Reference Code backup Executable files
This tool generates a matrix of read coverages for a list of genomic regions and at least two samples (BAM files). The genome is split into bins of the given size. For each bin, the number of reads found in each BAM file is counted. Alternatively, an interval file with pre-defined genomic regions can be provided.
multiBamSummary bins --bamfiles file1.bam file2.bam -out results.npz
multiBamSummary is a tool from the deepTools suite. The information on this page is based on deepTools version 3.5.1.
–version show program’s version number and exit
–bamfiles, -b List of indexed bam files separated by spaces.
–outFileName, -out File name to save the coverage matrix. This matrix can be subsequently plotted using plotCorrelation or or plotPCA.
–labels, -l User defined labels instead of default labels from file names. Multiple labels have to be separated by a space, e.g. –labels sample1 sample2 sample3
–binSize, -bs Length in bases of the window used to sample the genome.
–distanceBetweenBins, -n By default, multiBamSummary considers consecutive bins of the specified –binSize. However, to reduce the computation time, a larger distance between bins can by given. Larger distances result in fewer bins considered.
–region, -r Region of the genome to limit the operation to - this is useful when testing parameters to reduce the computing time. The format is chr:start:end, for example –region chr10 or –region chr10:456700:891000.
–blackListFileName, -bl A BED or GTF file containing regions that should be excluded from all analyses. Currently this works by rejecting genomic chunks that happen to overlap an entry. Consequently, for BAM files, if a read partially overlaps a blacklisted region or a fragment spans over it, then the read/fragment might still be considered. Please note that you should adjust the effective genome size, if relevant.
–numberOfProcessors, -p Number of processors to use. Type “max/2” to use half the maximum number of processors or “max” to use all available processors.
–verbose, -v Set to see processing messages.
–outRawCounts Save the counts per region to a tab-delimited file.
–extendReads, -e This parameter allows the extension of reads to fragment size. If set, each read is extended, without exception. NOTE: This feature is generally NOT recommended for spliced-read data, such as RNA-seq, as it would extend reads over skipped regions. Single-end: Requires a user specified value for the final fragment length. Reads that already exceed this fragment length will not be extended. Paired-end: Reads with mates are always extended to match the fragment size defined by the two read mates. Unmated reads, mate reads that map too far apart (>4x fragment length) or even map to different chromosomes are treated like single-end reads. The input of a fragment length value is optional. If no value is specified, it is estimated from the data (mean of the fragment size of all mate reads).

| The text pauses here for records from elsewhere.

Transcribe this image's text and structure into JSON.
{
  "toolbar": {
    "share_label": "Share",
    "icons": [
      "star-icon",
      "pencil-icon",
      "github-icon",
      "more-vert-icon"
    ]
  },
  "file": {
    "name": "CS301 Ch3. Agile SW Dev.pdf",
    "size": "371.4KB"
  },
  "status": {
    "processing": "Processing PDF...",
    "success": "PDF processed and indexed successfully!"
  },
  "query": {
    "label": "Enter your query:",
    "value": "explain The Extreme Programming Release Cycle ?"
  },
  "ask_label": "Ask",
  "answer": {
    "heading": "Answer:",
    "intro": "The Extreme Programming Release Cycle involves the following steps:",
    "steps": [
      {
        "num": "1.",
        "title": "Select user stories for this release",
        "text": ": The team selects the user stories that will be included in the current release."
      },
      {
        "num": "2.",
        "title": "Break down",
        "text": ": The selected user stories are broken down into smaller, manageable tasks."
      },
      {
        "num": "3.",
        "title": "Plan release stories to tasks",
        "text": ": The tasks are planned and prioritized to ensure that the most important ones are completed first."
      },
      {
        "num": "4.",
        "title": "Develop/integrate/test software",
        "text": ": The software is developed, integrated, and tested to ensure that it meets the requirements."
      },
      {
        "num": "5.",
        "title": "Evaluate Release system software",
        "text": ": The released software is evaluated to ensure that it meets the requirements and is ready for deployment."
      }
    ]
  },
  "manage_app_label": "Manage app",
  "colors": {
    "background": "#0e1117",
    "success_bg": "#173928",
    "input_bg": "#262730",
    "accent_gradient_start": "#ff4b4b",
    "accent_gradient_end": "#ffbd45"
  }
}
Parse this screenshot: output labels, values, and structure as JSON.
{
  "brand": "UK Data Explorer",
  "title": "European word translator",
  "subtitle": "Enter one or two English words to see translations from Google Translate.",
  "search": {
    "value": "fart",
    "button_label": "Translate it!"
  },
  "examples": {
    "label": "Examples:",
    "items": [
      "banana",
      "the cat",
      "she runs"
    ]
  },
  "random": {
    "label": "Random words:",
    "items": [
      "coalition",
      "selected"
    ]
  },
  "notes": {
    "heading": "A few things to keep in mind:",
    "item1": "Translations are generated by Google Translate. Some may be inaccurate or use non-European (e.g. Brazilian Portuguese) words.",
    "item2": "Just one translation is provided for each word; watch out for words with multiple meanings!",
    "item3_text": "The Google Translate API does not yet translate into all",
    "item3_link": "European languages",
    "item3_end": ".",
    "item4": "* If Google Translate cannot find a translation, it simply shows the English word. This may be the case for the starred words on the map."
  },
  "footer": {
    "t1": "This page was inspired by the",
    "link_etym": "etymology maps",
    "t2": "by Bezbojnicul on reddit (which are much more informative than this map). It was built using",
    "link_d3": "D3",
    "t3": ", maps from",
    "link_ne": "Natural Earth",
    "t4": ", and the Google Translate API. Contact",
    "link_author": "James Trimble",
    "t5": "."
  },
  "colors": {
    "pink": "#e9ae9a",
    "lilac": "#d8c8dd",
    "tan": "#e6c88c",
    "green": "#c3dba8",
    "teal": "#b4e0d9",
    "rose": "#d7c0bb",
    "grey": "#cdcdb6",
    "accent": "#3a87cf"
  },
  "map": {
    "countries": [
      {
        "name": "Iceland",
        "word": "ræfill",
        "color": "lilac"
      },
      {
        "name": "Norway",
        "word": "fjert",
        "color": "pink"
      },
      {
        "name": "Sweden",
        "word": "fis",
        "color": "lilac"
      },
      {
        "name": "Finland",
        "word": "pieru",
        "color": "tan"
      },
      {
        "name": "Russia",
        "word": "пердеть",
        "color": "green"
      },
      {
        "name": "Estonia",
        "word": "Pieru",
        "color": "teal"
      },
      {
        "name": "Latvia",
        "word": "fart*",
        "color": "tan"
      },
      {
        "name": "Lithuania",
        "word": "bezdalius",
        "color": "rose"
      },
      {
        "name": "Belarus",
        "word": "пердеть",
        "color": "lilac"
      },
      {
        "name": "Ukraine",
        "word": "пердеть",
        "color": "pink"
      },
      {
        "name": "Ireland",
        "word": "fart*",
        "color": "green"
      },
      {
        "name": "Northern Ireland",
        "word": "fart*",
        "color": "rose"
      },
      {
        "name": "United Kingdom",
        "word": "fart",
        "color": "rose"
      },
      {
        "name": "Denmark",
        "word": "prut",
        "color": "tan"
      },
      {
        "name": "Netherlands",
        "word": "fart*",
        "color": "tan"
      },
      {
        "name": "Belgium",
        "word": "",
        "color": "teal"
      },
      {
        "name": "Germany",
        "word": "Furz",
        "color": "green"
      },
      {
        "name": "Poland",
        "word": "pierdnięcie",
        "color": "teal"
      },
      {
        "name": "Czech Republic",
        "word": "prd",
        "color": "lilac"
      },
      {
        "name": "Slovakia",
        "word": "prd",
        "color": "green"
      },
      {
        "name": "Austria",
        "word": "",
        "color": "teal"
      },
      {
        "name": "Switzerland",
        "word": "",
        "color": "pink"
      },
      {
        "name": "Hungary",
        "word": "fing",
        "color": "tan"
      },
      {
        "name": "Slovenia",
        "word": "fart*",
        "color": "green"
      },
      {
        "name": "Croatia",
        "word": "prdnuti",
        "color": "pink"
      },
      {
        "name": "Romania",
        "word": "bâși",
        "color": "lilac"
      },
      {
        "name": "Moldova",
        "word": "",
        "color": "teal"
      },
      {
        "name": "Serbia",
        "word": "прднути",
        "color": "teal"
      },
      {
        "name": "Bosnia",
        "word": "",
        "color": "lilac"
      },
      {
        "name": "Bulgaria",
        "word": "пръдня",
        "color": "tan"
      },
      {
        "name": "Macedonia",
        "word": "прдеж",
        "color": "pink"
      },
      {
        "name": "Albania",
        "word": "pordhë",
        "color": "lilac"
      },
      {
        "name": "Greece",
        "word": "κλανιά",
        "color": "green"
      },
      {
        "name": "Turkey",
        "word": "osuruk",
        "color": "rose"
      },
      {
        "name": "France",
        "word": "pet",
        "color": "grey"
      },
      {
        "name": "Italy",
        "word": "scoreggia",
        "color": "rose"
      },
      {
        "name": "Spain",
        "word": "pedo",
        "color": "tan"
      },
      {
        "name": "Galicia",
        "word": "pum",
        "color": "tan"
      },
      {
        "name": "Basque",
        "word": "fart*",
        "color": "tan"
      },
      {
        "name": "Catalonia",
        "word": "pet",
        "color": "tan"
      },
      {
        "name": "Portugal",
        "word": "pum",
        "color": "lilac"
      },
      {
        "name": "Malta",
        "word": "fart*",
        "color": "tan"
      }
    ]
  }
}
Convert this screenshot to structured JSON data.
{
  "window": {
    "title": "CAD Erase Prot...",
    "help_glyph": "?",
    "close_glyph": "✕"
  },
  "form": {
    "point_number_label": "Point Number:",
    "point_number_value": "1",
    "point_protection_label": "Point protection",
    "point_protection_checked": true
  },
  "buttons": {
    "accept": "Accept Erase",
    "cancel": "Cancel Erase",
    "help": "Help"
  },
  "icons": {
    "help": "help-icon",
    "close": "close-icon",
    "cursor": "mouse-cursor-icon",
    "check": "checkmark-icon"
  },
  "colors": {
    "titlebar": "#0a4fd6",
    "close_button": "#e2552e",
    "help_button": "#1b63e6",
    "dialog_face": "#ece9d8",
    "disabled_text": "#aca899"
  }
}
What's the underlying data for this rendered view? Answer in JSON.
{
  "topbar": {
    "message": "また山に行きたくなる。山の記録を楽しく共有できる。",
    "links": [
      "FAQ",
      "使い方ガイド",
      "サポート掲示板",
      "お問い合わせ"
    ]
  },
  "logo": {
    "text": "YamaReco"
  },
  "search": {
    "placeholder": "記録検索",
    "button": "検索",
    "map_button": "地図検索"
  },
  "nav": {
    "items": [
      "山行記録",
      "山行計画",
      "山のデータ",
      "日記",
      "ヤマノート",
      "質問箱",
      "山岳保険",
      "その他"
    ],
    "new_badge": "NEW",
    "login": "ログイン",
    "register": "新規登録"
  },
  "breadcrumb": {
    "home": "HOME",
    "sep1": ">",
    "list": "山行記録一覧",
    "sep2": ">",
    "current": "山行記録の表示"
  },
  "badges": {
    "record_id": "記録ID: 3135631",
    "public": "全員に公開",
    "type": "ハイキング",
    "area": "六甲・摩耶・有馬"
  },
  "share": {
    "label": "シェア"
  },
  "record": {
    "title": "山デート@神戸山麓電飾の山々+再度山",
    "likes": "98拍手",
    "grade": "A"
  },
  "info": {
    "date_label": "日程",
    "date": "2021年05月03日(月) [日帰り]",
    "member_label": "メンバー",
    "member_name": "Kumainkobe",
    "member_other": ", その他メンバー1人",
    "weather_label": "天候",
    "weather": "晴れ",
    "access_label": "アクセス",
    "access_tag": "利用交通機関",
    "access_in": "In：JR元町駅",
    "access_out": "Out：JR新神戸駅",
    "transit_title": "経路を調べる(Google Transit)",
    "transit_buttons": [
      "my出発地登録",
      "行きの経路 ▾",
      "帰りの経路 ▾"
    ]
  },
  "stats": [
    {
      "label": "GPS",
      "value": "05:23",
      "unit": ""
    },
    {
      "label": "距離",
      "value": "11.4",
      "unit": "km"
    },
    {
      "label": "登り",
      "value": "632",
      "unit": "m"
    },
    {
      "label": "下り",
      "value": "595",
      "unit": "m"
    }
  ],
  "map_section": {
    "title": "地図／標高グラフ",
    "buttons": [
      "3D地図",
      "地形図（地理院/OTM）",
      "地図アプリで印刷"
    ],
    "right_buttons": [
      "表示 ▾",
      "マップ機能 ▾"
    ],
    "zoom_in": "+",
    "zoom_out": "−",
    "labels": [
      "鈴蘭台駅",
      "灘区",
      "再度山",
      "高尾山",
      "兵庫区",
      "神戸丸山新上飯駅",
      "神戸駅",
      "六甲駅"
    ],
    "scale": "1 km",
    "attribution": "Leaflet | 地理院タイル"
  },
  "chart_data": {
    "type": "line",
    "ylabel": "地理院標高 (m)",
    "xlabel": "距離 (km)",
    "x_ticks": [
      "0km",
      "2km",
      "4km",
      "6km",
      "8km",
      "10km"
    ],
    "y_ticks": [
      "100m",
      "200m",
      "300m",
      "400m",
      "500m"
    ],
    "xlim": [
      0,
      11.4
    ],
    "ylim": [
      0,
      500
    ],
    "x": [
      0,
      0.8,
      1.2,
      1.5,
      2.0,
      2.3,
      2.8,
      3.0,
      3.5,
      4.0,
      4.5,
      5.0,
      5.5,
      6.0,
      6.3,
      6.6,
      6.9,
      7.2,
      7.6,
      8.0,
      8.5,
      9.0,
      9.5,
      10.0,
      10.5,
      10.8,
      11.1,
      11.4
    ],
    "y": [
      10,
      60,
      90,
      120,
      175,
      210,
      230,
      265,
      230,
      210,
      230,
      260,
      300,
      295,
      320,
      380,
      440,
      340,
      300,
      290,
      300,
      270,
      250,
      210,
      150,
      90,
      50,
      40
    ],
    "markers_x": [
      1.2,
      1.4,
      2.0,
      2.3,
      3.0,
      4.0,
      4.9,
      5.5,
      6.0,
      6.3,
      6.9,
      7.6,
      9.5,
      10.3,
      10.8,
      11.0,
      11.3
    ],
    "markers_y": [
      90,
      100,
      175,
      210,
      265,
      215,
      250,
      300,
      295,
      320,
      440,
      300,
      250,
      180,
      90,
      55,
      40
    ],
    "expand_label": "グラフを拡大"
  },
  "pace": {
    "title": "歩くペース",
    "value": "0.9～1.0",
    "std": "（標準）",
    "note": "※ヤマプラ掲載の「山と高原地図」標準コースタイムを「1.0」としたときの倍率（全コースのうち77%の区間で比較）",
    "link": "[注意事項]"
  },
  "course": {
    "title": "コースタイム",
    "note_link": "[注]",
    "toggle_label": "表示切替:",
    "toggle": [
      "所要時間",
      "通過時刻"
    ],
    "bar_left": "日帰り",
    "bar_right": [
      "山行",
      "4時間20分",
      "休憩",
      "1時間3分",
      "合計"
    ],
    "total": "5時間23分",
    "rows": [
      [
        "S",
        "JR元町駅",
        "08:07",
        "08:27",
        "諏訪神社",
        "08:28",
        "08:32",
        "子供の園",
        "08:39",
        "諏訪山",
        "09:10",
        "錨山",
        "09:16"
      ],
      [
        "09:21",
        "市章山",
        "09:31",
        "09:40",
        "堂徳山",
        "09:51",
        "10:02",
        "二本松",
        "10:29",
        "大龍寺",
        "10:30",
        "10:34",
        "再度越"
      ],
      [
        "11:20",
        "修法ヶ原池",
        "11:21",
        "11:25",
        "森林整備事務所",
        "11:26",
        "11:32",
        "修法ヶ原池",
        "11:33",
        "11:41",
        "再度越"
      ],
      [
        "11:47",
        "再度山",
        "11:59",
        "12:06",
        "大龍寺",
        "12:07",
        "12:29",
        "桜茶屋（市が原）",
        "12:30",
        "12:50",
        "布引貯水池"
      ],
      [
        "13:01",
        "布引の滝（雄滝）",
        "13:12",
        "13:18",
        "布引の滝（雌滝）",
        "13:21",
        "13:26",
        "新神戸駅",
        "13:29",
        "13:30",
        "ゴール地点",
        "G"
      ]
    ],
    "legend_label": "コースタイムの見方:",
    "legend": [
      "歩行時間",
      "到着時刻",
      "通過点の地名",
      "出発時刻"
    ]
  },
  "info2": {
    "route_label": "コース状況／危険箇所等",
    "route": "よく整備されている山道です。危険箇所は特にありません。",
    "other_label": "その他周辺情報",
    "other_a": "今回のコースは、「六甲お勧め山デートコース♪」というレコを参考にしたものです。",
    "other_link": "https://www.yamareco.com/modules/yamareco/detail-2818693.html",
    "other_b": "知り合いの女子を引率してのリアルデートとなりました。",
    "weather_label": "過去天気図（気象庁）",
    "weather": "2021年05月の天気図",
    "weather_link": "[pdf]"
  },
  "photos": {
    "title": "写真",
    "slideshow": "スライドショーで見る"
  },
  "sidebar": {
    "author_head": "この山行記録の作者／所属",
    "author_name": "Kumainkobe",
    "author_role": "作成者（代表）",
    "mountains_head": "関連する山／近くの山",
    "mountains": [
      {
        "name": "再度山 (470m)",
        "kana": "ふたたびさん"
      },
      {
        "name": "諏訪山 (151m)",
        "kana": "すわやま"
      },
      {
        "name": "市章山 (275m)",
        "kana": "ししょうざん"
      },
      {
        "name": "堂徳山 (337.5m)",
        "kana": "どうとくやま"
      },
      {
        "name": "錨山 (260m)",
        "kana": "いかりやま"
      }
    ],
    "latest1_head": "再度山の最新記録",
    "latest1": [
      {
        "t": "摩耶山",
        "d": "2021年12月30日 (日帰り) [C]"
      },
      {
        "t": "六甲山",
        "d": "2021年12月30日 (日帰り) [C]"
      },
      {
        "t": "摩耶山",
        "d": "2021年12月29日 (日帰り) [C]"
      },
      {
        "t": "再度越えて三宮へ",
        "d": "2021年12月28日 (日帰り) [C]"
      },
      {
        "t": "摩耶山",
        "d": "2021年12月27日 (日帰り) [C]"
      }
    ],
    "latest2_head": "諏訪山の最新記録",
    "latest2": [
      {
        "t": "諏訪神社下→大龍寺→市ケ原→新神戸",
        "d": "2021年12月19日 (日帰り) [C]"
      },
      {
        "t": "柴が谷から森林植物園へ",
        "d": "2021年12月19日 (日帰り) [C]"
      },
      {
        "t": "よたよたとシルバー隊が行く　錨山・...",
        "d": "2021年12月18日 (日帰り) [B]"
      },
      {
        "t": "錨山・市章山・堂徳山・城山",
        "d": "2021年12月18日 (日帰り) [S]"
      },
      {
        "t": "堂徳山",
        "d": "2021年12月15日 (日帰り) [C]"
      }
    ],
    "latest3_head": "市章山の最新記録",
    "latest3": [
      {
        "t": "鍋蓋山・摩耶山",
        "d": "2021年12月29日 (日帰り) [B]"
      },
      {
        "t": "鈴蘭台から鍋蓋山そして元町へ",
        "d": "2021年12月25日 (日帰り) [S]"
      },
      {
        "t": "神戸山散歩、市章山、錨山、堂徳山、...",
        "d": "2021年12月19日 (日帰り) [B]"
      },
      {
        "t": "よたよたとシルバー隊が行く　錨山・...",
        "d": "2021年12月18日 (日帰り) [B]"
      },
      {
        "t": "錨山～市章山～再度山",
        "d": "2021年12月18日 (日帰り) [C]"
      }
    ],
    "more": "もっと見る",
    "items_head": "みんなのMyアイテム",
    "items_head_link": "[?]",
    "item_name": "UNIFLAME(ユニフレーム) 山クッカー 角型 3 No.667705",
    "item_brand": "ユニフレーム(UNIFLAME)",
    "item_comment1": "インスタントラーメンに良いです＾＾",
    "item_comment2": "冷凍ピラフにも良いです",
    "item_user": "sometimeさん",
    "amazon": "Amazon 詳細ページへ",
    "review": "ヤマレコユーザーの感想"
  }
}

–ignoreDuplicates If set, reads that have the same orientation and start position will be considered only once. If reads are paired, the mate’s position also has to coincide to ignore a read.
–minMappingQuality If set, only reads that have a mapping quality score of at least this are considered.
–centerReads By adding this option, reads are centered with respect to the fragment length. For paired-end data, the read is centered at the fragment length defined by the two ends of the fragment. For single-end data, the given fragment length is used. This option is useful to get a sharper signal around enriched regions.
–samFlagInclude Include reads based on the SAM flag. For example, to get only reads that are the first mate, use a flag of 64. This is useful to count properly paired reads only once, as otherwise the second mate will be also considered for the coverage.
–samFlagExclude Exclude reads based on the SAM flag. For example, to get only reads that map to the forward strand, use –samFlagExclude 16, where 16 is the SAM flag for reads that map to the reverse strand.
–minFragmentLength The minimum fragment length needed for read/pair inclusion. This option is primarily useful in ATACseq experiments, for filtering mono- or di-nucleosome fragments.
–maxFragmentLength The maximum fragment length needed for read/pair inclusion.
–BED Limits the coverage analysis to the regions specified in these files.
–metagene When either a BED12 or GTF file are used to provide regions, perform the computation on the merged exons, rather than using the genomic interval defined by the 5-prime and 3-prime most transcript bound (i.e., columns 2 and 3 of a BED file). If a BED3 or BED6 file is used as input, then columns 2 and 3 are used as an exon.
–transcriptID When a GTF file is used to provide regions, only entries with this value as their feature (column 2) will be processed as transcripts.
–exonID When a GTF file is used to provide regions, only entries with this value as their feature (column 2) will be processed as exons. CDS would be another common value for this.
–transcript_id_designator Each region has an ID (e.g., ACTB) assigned to it, which for BED files is either column 4 (if it exists) or the interval bounds. For GTF files this is instead stored in the last column as a key:value pair (e.g., as ‘transcript_id “ACTB”’, for a key of transcript_id and a value of ACTB). In some cases it can be convenient to use a different identifier. To do so, set this to the desired key.